Qui a installé la stèle commémorative et pourquoi est-ce important maintenant
La stèle commémorative a été installée par la communauté juive unie d’Ukraine en collaboration avec la famille Itkes de Suède — descendants d’émigrés d’Ossova.
La stèle marque deux tombes où sont enterrées plusieurs dizaines de victimes de l’Holocauste. Cela est particulièrement important pour les petits lieux de mémoire, qui restent souvent en dehors des grands circuits muséaux et des cartes touristiques officielles.
À la cérémonie d’inauguration de la stèle commémorative et au rassemblement-requiem ont participé des habitants locaux, des élèves de l’école du village de Stary Maidan dans la région de Volhynie, qui entretiennent régulièrement le cimetière juif à proximité, la maire par intérim de Kostopil Lilia Shulzhuk, la direction de la communauté juive de Rivne, ainsi qu’un descendant des Juifs — émigrés d’Ossova Gabriel Itkes Snap.
Les écoliers qui entretiennent le cimetière
La participation des écoliers de Stary Maidan mérite une attention particulière. Selon le rapport, ils entretiennent régulièrement le cimetière juif à proximité.
Ce n’est pas une formalité. Dans les lieux où les communautés juives ont été détruites et où les descendants vivent souvent déjà dans d’autres pays, ce sont souvent les habitants locaux qui deviennent ceux qui préservent physiquement la mémoire : nettoient le territoire, surveillent les tombes, participent aux cérémonies, transmettent cette histoire aux jeunes générations.
Pour Israël, il y a ici un signal humain important. La mémoire de l’Holocauste en Ukraine ne se limite pas aux dates d’État et aux discours officiels. Elle peut exister dans des actions concrètes : une stèle installée, un cimetière nettoyé, une participation scolaire, la venue de descendants, une cérémonie commune.

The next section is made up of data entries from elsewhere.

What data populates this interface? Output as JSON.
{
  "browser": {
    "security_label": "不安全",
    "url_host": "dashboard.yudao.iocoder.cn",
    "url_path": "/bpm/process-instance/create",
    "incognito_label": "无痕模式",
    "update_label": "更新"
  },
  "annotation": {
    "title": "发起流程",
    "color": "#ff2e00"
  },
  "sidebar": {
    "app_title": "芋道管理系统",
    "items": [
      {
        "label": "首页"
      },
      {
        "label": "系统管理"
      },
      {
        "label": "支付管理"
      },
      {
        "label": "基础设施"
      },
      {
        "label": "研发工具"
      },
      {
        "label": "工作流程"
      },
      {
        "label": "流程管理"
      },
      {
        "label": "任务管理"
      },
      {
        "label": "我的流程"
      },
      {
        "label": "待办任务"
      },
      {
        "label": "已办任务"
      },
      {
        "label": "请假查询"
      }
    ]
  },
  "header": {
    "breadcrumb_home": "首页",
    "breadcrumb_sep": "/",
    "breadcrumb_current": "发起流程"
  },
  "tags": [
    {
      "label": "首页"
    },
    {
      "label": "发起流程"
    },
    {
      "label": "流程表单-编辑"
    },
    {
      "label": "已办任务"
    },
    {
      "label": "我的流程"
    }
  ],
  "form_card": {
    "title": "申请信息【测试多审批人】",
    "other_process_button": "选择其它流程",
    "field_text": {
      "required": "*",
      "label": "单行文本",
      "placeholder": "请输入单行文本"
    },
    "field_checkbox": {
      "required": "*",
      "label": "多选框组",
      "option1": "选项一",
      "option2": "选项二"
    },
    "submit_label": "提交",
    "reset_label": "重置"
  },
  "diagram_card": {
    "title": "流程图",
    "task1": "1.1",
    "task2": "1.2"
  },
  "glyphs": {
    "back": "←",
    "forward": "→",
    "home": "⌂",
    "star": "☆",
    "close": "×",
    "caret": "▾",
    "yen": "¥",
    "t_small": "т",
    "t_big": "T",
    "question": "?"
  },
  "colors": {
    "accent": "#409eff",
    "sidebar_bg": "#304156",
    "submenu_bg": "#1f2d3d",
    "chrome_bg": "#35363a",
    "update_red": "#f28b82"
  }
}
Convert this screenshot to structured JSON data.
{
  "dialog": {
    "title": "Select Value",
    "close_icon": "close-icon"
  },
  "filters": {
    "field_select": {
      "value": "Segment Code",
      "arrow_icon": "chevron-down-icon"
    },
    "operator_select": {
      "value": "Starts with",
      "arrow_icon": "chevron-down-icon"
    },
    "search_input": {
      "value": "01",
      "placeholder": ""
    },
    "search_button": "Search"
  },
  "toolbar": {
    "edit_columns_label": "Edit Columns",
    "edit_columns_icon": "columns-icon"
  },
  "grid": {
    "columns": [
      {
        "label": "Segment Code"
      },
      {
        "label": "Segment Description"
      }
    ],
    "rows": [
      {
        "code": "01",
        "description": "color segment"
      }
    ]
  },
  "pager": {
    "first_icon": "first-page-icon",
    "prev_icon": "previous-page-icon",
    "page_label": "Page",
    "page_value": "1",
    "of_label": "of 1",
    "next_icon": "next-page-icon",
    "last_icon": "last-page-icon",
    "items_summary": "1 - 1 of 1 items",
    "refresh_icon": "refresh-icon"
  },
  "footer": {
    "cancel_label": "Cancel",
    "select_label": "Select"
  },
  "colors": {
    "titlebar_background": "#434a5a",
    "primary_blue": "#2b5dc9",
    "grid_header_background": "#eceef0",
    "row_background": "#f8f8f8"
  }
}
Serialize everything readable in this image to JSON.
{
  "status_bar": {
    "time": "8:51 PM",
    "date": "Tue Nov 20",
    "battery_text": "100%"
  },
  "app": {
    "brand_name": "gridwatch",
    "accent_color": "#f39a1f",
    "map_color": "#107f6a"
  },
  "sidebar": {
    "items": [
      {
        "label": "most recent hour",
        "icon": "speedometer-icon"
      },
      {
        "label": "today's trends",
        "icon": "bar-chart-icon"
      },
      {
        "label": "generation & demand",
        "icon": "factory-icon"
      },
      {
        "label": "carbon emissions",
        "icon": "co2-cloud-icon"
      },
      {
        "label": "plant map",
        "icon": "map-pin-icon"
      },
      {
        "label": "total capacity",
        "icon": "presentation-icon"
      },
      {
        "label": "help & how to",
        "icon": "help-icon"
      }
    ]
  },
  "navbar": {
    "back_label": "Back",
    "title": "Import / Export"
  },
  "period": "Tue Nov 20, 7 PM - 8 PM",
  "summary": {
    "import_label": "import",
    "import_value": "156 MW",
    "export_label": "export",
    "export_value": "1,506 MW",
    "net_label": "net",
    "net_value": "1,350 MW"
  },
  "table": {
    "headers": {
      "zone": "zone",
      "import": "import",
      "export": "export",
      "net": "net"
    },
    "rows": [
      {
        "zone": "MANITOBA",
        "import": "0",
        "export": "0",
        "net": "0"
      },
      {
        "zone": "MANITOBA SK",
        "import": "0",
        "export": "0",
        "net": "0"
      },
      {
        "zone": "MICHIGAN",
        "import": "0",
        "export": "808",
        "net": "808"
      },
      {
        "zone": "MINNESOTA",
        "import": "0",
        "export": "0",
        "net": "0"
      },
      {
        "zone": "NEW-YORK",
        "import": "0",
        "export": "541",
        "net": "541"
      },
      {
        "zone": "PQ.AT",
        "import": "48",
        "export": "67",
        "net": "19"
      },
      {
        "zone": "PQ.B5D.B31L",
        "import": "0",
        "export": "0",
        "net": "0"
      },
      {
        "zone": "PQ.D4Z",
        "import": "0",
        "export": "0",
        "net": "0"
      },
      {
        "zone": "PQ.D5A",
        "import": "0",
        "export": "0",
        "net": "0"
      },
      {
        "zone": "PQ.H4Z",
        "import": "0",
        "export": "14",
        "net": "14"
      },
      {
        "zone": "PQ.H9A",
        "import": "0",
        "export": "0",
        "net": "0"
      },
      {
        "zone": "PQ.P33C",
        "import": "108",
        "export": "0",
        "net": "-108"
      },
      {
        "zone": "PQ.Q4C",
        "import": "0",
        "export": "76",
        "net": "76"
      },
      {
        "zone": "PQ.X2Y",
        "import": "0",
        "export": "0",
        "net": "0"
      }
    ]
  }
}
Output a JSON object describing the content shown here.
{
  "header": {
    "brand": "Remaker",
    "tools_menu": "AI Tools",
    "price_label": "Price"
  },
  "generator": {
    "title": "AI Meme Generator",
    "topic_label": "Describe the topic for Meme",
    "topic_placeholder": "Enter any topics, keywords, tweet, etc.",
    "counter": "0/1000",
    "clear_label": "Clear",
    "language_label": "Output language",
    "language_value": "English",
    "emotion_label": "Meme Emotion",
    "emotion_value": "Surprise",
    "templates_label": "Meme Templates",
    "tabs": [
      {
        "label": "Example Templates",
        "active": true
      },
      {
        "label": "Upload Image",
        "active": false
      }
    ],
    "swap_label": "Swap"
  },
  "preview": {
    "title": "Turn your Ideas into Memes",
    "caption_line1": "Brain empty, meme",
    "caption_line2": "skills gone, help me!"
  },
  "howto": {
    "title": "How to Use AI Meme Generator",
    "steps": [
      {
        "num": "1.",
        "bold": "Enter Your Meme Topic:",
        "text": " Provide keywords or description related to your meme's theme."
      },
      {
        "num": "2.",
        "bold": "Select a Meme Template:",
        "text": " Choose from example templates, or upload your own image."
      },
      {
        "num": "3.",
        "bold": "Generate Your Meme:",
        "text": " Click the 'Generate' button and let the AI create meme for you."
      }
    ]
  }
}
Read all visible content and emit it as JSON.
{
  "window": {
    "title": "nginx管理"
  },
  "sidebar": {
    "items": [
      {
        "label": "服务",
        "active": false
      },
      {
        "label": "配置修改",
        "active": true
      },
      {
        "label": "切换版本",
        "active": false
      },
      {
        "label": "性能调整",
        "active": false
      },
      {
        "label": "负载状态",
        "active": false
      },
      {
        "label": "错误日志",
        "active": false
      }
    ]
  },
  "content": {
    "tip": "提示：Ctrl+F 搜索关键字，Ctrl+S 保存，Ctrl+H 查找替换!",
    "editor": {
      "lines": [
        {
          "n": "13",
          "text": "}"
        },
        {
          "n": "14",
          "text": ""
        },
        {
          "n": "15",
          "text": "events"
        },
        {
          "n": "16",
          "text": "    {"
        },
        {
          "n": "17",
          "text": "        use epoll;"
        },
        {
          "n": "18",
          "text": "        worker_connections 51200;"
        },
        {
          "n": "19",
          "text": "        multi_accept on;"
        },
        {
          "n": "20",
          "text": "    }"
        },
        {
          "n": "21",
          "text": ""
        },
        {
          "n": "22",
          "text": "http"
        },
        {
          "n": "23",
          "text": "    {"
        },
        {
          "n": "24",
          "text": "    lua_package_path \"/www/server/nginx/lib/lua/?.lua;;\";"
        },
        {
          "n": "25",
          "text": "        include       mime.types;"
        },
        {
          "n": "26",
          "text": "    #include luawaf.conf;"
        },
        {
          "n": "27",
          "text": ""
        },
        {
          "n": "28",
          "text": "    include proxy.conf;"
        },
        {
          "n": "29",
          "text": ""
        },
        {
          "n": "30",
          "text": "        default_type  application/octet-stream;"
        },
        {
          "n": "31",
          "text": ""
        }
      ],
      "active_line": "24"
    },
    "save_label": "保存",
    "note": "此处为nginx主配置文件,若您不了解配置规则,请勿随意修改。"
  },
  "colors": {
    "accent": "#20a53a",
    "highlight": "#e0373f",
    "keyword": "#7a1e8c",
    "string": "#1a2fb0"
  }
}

Pourquoi Ossova n’est pas seulement une histoire ukrainienne
L’histoire d’Ossova montre comment la mémoire locale devient une partie de la carte juive commune. Un village dans la région de Rivne est lié à plusieurs couches à la fois : la colonisation juive du XIXe siècle, la vie des shtetls d’Europe de l’Est, l’Holocauste, la résistance partisane, l’oubli d’après-guerre et la tentative moderne de redonner des noms aux lieux.
Pour la société israélienne, ces nouvelles sont importantes aussi parce qu’elles aident à voir l’Ukraine non seulement à travers la guerre actuelle, la politique ou les conflits diplomatiques. L’Ukraine est aussi une terre d’un immense héritage juif, de tragédie et de mémoire, sans laquelle il est impossible de comprendre pleinement l’histoire du peuple juif au XXe siècle.
La stèle commémorative à Ossova ne ramènera pas les morts. Mais elle fait autre chose : elle redonne une voix au lieu, et aux gens — une présence dans la mémoire. Et tant que de tels signes apparaissent, les communautés disparues restent non seulement une ligne dans les archives, mais une partie de l’histoire vivante, que l’on peut voir, lire et transmettre.